También será necesario seguir una agenda de crecimiento sostenido y menos expuesto a la volatilidad. Para ello, será imperativo diversificar la matriz productiva, agregar valor y fomentar modelos de negocios y actividades que generen amplias oportunidades de formalización y aumento de la productividad y competitividad en las ciudades, donde viven y trabajan 82 de cada 100 latinoamericanos y donde están ubicadas 99 de cada 100 empresas.

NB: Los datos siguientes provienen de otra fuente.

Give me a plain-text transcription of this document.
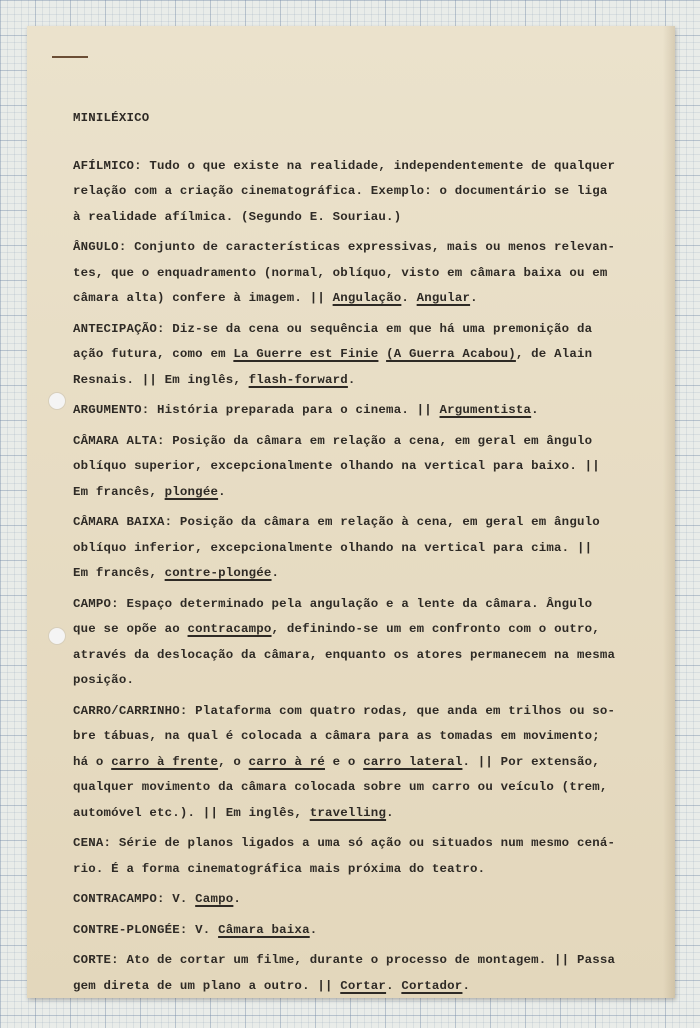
MINILÉXICO
AFÍLMICO: Tudo o que existe na realidade, independentemente de qualquer
relação com a criação cinematográfica. Exemplo: o documentário se liga
à realidade afílmica. (Segundo E. Souriau.)
ÂNGULO: Conjunto de características expressivas, mais ou menos relevan-
tes, que o enquadramento (normal, oblíquo, visto em câmara baixa ou em
câmara alta) confere à imagem. || Angulação. Angular.
ANTECIPAÇÃO: Diz-se da cena ou sequência em que há uma premonição da
ação futura, como em La Guerre est Finie (A Guerra Acabou), de Alain
Resnais. || Em inglês, flash-forward.
ARGUMENTO: História preparada para o cinema. || Argumentista.
CÂMARA ALTA: Posição da câmara em relação a cena, em geral em ângulo
oblíquo superior, excepcionalmente olhando na vertical para baixo. ||
Em francês, plongée.
CÂMARA BAIXA: Posição da câmara em relação à cena, em geral em ângulo
oblíquo inferior, excepcionalmente olhando na vertical para cima. ||
Em francês, contre-plongée.
CAMPO: Espaço determinado pela angulação e a lente da câmara. Ângulo
que se opõe ao contracampo, definindo-se um em confronto com o outro,
através da deslocação da câmara, enquanto os atores permanecem na mesma
posição.
CARRO/CARRINHO: Plataforma com quatro rodas, que anda em trilhos ou so-
bre tábuas, na qual é colocada a câmara para as tomadas em movimento;
há o carro à frente, o carro à ré e o carro lateral. || Por extensão,
qualquer movimento da câmara colocada sobre um carro ou veículo (trem,
automóvel etc.). || Em inglês, travelling.
CENA: Série de planos ligados a uma só ação ou situados num mesmo cená-
rio. É a forma cinematográfica mais próxima do teatro.
CONTRACAMPO: V. Campo.
CONTRE-PLONGÉE: V. Câmara baixa.
CORTE: Ato de cortar um filme, durante o processo de montagem. || Passa
gem direta de um plano a outro. || Cortar. Cortador.
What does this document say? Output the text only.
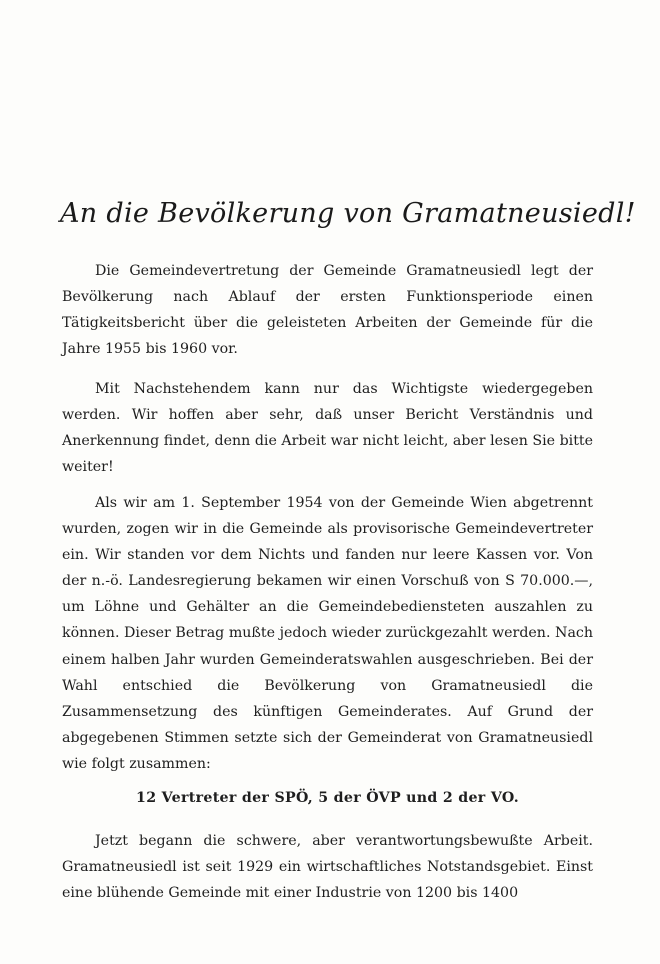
An die Bevölkerung von Gramatneusiedl!

Die Gemeindevertretung der Gemeinde Gramatneusiedl legt der Bevölkerung nach Ablauf der ersten Funktionsperiode einen Tätigkeitsbericht über die geleisteten Arbeiten der Gemeinde für die Jahre 1955 bis 1960 vor.

Mit Nachstehendem kann nur das Wichtigste wiedergegeben werden. Wir hoffen aber sehr, daß unser Bericht Verständnis und Anerkennung findet, denn die Arbeit war nicht leicht, aber lesen Sie bitte weiter!

Als wir am 1. September 1954 von der Gemeinde Wien abgetrennt wurden, zogen wir in die Gemeinde als provisorische Gemeindevertreter ein. Wir standen vor dem Nichts und fanden nur leere Kassen vor. Von der n.-ö. Landesregierung bekamen wir einen Vorschuß von S 70.000.—, um Löhne und Gehälter an die Gemeindebediensteten auszahlen zu können. Dieser Betrag mußte jedoch wieder zurückgezahlt werden. Nach einem halben Jahr wurden Gemeinderatswahlen ausgeschrieben. Bei der Wahl entschied die Bevölkerung von Gramatneusiedl die Zusammensetzung des künftigen Gemeinderates. Auf Grund der abgegebenen Stimmen setzte sich der Gemeinderat von Gramatneusiedl wie folgt zusammen:

12 Vertreter der SPÖ, 5 der ÖVP und 2 der VO.

Jetzt begann die schwere, aber verantwortungsbewußte Arbeit. Gramatneusiedl ist seit 1929 ein wirtschaftliches Notstandsgebiet. Einst eine blühende Gemeinde mit einer Industrie von 1200 bis 1400
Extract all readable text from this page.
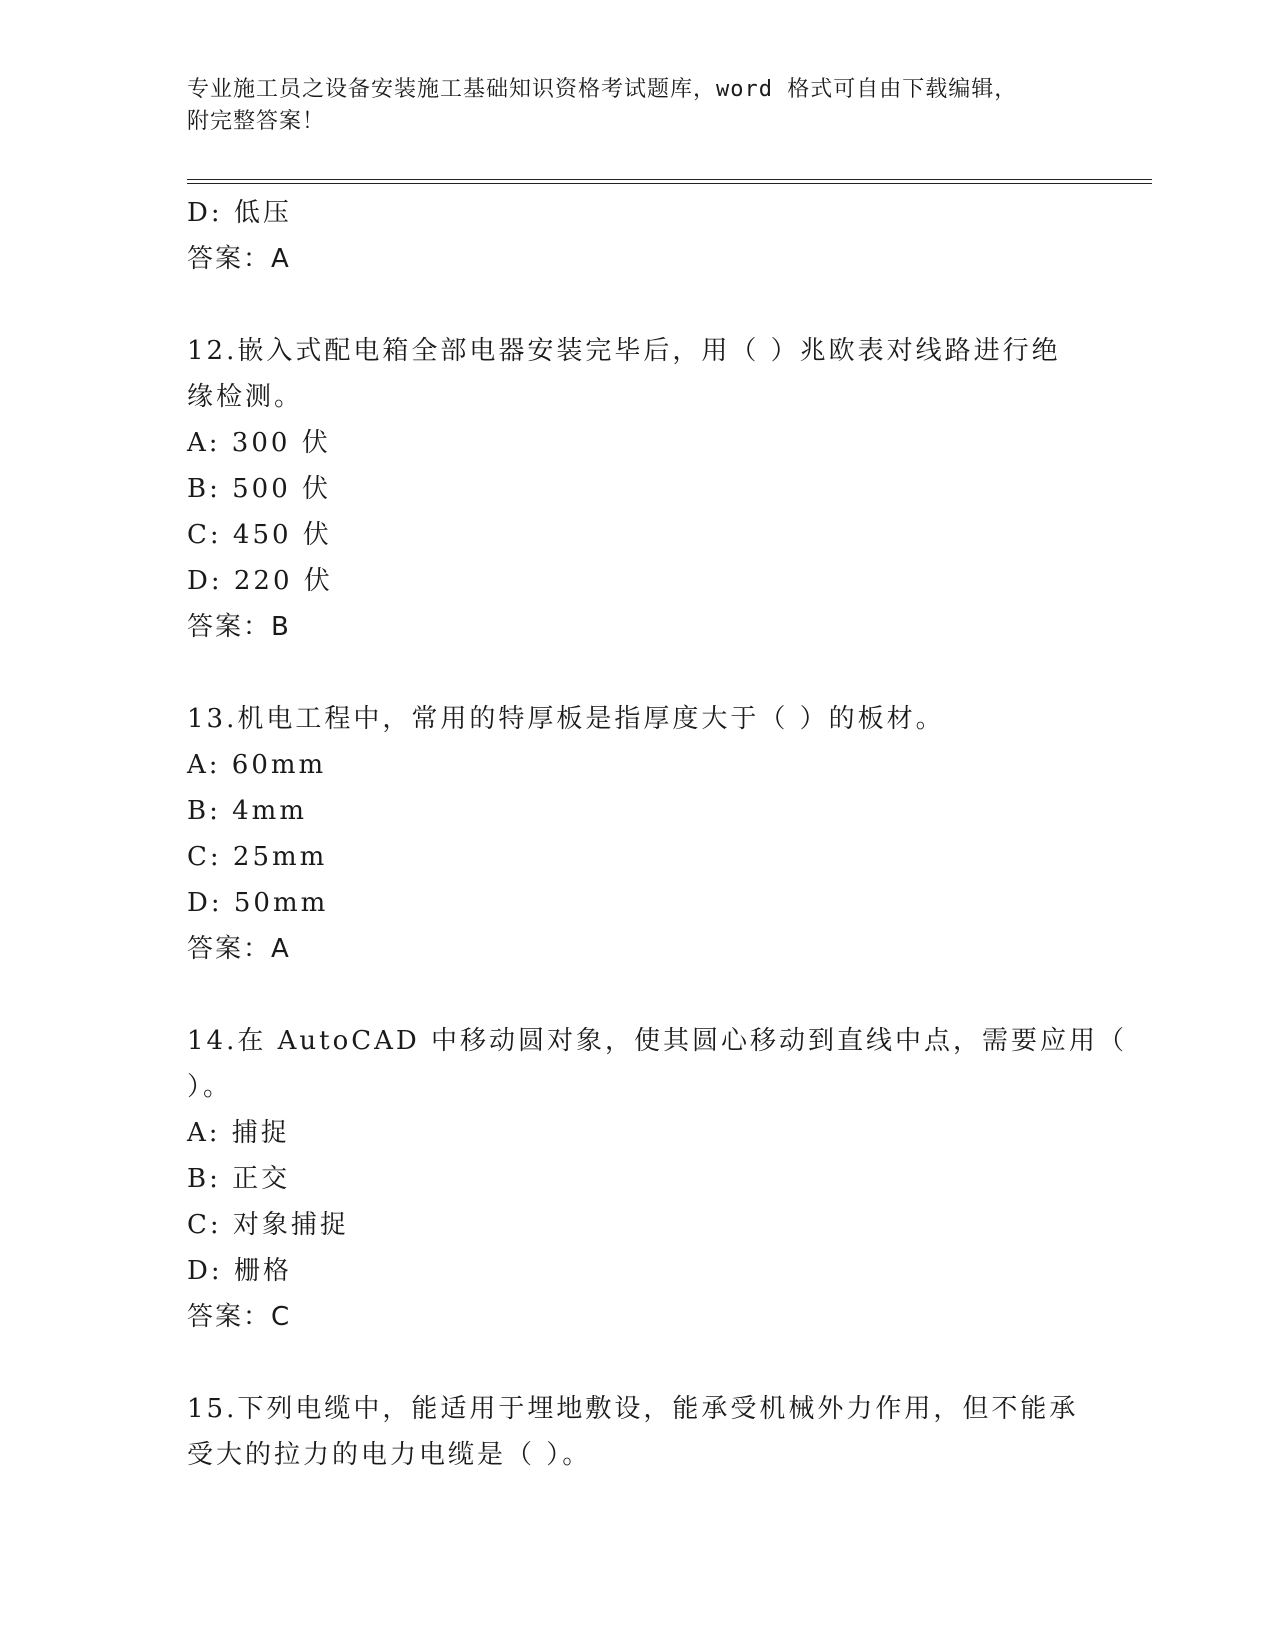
专业施工员之设备安装施工基础知识资格考试题库，word 格式可自由下载编辑，
附完整答案！
D: 低压
答案：A
12.嵌入式配电箱全部电器安装完毕后，用（ ）兆欧表对线路进行绝
缘检测。
A: 300 伏
B: 500 伏
C: 450 伏
D: 220 伏
答案：B
13.机电工程中，常用的特厚板是指厚度大于（ ）的板材。
A: 60mm
B: 4mm
C: 25mm
D: 50mm
答案：A
14.在 AutoCAD 中移动圆对象，使其圆心移动到直线中点，需要应用（
）。
A: 捕捉
B: 正交
C: 对象捕捉
D: 栅格
答案：C
15.下列电缆中，能适用于埋地敷设，能承受机械外力作用，但不能承
受大的拉力的电力电缆是（ ）。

La agricultura, la minería, la biodiversidad y otras condiciones y vocaciones naturales de la región pueden y deben ser parte de la ecuación del crecimiento sostenible. La agricultura, por ejemplo, podría verse como un punto de partida más que como una llegada a la matriz de producción y comercio exterior; piense en las muchas y ricas oportunidades para atraer capital e inversiones en investigación, tecnologías y equipos y en el desarrollo, producción y exportación de alimentos industrializados, marcas, redes de distribución e innovaciones y sus posibles repercusiones y derrames a otros sectores económicos y al mercado laboral.
El crecimiento lento no es un destino y la región puede y debe aspirar a mucho más. Solo con el crecimiento será posible enfrentar el desafío de reducir la pobreza mientras se moderniza la economía, se fortalece el sector privado y se equilibran las finanzas públicas. Un crecimiento sólido también será importante para la participación de la región en la gobernanza de la economía global. Este tema es especialmente relevante en este momento de transformaciones tan profundas y rápidas en la economía y en las relaciones económicas internacionales.